11/17/2014 12:29 EST | Updated 01/17/2015 05:59 EST

Frank Valeriote: 'You can't be a part-time MP'

As other MPs gear up for the next federal election, Guelph Liberal MP Frank Valeriote will not run again because, he says, he wants to spend more time with his children.

Valeriote has held his seat for the last six years and serves as the deputy whip for the Liberal caucus. He says he can no longer balance the demands of being an MP and being a father. 

"Well the fact is that my marital circumstances changed about a year ago," said Valeriote in an interview with The Morning Edition host Craig Norris on Monday. 

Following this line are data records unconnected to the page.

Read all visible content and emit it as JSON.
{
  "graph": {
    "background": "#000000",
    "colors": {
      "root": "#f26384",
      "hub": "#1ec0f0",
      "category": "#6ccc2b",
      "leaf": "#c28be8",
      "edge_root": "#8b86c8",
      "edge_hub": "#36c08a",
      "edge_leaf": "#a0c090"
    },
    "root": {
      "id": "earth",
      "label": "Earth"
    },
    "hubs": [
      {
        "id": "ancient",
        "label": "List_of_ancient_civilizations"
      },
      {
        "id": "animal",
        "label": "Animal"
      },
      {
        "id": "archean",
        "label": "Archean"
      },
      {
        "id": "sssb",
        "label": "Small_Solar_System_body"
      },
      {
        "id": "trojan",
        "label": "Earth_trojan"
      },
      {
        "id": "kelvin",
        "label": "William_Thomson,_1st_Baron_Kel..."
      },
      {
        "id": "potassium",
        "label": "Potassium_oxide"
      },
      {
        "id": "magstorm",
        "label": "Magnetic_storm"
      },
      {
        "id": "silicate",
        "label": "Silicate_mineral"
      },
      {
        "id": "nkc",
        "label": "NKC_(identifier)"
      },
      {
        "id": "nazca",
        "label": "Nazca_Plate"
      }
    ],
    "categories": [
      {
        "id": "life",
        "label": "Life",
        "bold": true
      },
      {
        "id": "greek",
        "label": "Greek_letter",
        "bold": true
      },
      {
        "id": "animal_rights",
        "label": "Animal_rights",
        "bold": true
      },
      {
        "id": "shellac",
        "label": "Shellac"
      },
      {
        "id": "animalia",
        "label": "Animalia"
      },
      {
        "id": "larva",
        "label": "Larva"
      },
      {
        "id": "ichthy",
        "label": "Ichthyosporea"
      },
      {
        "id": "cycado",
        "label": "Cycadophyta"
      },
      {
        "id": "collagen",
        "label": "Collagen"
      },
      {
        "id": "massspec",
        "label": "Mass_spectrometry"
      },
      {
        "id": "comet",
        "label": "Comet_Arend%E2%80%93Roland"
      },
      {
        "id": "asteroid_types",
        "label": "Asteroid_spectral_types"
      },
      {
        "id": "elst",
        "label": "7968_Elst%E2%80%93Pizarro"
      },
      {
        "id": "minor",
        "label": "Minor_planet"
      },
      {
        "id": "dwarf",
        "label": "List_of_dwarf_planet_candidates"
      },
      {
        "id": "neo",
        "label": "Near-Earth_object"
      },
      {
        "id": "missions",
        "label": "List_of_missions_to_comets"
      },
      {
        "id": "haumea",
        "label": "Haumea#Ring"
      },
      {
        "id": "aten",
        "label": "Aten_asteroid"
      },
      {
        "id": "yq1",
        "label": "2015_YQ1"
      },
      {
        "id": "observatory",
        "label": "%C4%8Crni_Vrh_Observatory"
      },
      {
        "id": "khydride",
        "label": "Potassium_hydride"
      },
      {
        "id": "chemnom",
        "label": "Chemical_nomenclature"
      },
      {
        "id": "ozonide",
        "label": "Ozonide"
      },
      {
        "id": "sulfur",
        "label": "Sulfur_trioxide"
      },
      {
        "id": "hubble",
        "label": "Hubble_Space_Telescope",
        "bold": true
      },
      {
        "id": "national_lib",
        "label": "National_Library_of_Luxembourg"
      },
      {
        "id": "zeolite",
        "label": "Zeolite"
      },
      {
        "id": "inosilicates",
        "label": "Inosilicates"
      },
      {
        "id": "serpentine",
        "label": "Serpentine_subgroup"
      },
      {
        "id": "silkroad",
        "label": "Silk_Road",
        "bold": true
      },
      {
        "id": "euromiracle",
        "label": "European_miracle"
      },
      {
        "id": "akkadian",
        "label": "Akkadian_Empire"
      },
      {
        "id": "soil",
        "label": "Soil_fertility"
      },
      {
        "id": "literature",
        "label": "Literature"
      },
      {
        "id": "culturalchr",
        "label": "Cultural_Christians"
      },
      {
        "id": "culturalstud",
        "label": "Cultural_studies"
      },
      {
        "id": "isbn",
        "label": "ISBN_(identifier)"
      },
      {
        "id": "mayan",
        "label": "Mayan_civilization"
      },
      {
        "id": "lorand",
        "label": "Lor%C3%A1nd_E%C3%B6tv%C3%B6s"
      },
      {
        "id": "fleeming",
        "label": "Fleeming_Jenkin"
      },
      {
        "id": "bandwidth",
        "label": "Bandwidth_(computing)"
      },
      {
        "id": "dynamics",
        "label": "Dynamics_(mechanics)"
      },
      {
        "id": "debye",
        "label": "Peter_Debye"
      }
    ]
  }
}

"You can delude yourself that your children aren't being affected by your absence from the home, week after week after week, but they are and it's important I give them my attention. I want a meaningful relationship with them through their teen years," he said. 

Instead, Valeriote says he is likely going to return to the law firm he co-founded, Smith Valeriote LLP, and continue work on a project in South Sudan to build a skills training school there.

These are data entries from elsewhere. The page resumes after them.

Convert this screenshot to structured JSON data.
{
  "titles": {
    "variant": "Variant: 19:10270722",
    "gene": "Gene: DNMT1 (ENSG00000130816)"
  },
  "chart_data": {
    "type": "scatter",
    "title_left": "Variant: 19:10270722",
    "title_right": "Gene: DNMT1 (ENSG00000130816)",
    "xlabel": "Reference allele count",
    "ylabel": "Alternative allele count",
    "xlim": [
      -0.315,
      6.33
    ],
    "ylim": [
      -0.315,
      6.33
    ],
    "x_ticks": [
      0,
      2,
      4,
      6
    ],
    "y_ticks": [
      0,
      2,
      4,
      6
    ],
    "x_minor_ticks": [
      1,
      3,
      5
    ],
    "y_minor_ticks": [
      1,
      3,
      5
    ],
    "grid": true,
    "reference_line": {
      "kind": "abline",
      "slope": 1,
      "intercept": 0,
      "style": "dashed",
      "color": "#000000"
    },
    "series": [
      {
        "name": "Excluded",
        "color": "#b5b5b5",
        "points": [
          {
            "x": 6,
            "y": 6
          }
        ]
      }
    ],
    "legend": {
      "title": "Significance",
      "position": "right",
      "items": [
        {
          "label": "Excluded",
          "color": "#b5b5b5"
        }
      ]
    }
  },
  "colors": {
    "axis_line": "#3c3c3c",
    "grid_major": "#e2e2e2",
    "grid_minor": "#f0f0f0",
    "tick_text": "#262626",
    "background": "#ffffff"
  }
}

"It was terribly difficult decision to be candid because you feel an incredible sense of duty to the community, to the country, you're working on issues, veterans issues, policy and platform as we enter the next election, I've got a private member's bill to get through still, it's going towards its third reading," said Valeriote.

Valeriote's bill would designate Service Canada as the sole government agency next of kin must notify in the case of a death. 

"You think about all of those things that you're working on, and then you face your children every weekend, and even on weekends you're away so much of the time, every single MP works so hard," said Valeriote.

According to Valeriote he made the decision in May. He said he also had a conversation with Justin Trudeau in August and the Liberal leader asked him to reconsider and offered to help figure out a solution, but Valeriote said it didn't sway him.

"I just decided you can't be a part-time MP. You have to be a full-time MP or alternatively, try and parent in a community where more routine can be established," he said. 

Valeriote says he's confident Guelph won't elect a Conservative MP in the next election, and said that people there would vote strategically. 

"Guelph is primarily a very progressive, progressive community," he said, noting he is "reasonably confident" the election will take place in the fall.